A woman claimed it was effective in relieving her muscle spasms and a young man said it helped him de-stress.

According to health experts, pregnant women and people with diabetes, high blood pressure or cardiovascular disease should not soak in hot water in case it provokes health problems for them. And to avoid infection by protozoa that inhabit some hot springs, avoid being submerged so the water does not go up the nose.

Temperatures can be as high as 70C in hot springs and some may reach boiling point. Immersion in extremely hot water can prove fatal very quickly. Therefore, a little dilution with cooler surface water may be needed.

The water in the Annah Rais hot tub felt too hot that day so the channels were cleared of debris by one of the visitors while another poured cold water from the river into the bigger pool to bring down its temperature. This enabled all of us to soak in the still steaming water.

To cool off, we sat on the pebbly riverbed, and felt the warm sand heated by the hot spring below. We could feel tiny jets of hot water moving upwards  before having their heat dispersed by cold currents in the river.
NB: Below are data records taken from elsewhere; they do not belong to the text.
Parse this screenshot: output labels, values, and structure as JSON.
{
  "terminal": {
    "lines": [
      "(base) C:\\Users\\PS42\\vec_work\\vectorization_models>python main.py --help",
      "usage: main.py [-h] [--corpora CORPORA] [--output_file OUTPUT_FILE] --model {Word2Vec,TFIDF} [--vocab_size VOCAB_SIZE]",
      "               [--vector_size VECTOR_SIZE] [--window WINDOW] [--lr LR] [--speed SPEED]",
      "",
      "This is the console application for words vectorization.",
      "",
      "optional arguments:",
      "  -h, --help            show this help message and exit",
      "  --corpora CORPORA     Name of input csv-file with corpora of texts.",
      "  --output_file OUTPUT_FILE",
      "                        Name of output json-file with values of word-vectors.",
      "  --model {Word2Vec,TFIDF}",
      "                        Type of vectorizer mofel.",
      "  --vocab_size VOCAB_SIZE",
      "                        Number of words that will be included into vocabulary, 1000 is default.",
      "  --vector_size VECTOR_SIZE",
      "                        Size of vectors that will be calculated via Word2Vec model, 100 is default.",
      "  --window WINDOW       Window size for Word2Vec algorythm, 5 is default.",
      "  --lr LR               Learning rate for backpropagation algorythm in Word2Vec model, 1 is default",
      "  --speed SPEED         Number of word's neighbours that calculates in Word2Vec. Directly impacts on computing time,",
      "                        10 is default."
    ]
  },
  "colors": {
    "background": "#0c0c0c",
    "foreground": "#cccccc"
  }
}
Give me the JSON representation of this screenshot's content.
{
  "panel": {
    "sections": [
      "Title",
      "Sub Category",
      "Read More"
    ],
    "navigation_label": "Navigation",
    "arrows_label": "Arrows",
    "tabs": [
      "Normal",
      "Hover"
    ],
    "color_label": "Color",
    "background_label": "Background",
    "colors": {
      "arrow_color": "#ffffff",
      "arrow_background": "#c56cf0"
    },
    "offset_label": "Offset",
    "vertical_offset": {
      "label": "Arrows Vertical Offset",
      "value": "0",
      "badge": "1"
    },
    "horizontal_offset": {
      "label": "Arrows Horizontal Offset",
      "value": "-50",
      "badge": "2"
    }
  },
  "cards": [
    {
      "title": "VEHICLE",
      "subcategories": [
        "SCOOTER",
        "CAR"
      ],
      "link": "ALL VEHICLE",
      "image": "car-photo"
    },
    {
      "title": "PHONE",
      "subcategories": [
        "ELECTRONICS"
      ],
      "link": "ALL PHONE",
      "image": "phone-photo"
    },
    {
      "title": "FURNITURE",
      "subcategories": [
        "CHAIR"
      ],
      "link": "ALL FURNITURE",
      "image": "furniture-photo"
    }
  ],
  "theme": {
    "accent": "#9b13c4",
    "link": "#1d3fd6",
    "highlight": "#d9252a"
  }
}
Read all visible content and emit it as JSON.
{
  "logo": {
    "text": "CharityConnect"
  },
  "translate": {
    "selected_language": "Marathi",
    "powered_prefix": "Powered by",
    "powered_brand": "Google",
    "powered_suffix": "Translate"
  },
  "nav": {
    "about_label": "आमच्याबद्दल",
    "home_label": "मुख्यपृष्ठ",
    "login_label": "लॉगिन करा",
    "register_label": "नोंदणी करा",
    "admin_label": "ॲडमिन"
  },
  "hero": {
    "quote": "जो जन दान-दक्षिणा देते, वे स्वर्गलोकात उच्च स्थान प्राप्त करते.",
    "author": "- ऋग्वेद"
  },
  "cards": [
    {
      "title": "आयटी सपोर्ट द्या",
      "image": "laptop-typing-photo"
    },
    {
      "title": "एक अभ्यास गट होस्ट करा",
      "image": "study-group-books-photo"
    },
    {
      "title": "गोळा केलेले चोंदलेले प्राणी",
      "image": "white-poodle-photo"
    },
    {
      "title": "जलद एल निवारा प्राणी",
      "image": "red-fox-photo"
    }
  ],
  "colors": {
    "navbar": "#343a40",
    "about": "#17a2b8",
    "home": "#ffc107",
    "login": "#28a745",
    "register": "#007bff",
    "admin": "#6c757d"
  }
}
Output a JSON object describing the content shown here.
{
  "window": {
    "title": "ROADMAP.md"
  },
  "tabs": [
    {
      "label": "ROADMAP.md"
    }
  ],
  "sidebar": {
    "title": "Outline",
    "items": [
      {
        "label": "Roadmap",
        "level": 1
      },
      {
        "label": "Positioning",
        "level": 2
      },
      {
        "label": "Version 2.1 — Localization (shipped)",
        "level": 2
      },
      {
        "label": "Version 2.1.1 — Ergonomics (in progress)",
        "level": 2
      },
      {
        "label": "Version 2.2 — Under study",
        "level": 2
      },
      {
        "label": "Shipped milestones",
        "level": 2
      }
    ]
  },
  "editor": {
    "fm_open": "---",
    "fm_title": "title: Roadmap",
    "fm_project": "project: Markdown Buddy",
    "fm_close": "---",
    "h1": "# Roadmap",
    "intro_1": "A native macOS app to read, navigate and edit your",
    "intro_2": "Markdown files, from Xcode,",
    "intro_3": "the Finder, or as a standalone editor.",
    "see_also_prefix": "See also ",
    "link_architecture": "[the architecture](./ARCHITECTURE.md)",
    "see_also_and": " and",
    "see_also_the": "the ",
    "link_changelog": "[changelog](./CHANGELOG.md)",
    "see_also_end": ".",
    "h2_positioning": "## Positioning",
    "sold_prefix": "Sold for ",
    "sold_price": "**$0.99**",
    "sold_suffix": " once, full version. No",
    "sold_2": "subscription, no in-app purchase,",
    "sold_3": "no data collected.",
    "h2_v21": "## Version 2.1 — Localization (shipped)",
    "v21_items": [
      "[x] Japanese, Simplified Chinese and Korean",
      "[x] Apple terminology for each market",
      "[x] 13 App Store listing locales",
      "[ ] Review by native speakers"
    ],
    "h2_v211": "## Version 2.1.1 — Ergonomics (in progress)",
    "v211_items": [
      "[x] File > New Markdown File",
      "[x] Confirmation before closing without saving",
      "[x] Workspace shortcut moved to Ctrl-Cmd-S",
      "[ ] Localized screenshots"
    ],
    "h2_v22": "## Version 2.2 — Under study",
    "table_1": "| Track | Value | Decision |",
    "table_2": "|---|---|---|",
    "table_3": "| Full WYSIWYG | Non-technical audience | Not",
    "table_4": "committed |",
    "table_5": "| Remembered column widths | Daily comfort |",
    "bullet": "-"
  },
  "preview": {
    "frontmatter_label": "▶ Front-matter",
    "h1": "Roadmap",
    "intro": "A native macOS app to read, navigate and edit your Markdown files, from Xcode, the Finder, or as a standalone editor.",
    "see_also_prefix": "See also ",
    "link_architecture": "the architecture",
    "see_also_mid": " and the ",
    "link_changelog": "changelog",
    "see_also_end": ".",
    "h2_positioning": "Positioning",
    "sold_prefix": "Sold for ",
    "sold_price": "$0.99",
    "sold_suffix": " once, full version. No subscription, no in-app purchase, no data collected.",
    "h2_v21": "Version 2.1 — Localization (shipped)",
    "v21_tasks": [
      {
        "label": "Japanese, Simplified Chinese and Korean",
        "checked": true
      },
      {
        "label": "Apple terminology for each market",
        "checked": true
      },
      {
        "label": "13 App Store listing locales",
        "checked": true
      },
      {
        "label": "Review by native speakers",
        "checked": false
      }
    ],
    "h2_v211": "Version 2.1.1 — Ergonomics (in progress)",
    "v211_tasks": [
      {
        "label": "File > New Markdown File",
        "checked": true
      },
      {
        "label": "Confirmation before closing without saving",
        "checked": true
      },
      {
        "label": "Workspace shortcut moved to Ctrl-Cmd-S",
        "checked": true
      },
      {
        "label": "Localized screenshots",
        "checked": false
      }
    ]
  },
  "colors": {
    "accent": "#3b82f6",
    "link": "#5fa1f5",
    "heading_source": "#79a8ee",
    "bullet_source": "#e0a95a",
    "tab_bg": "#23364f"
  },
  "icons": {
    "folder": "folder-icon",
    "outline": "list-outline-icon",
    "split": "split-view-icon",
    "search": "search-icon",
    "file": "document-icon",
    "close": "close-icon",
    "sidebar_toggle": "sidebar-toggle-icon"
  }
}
A few outdoor showers and changing rooms complete the basic facilities at the site.

To get there, drive from the 10th Mile Old Penrissen Road – also known as Jalan Puncak Borneo – to Annah Rais longhouse where you cross a Bailey bridge, then a one-km stretch of gravel road before coming to another Bailey bridge.

Cross it and look out on the right for a wooden building with a signboard saying, ‘Welcome to Annah Rais Hot Spring’.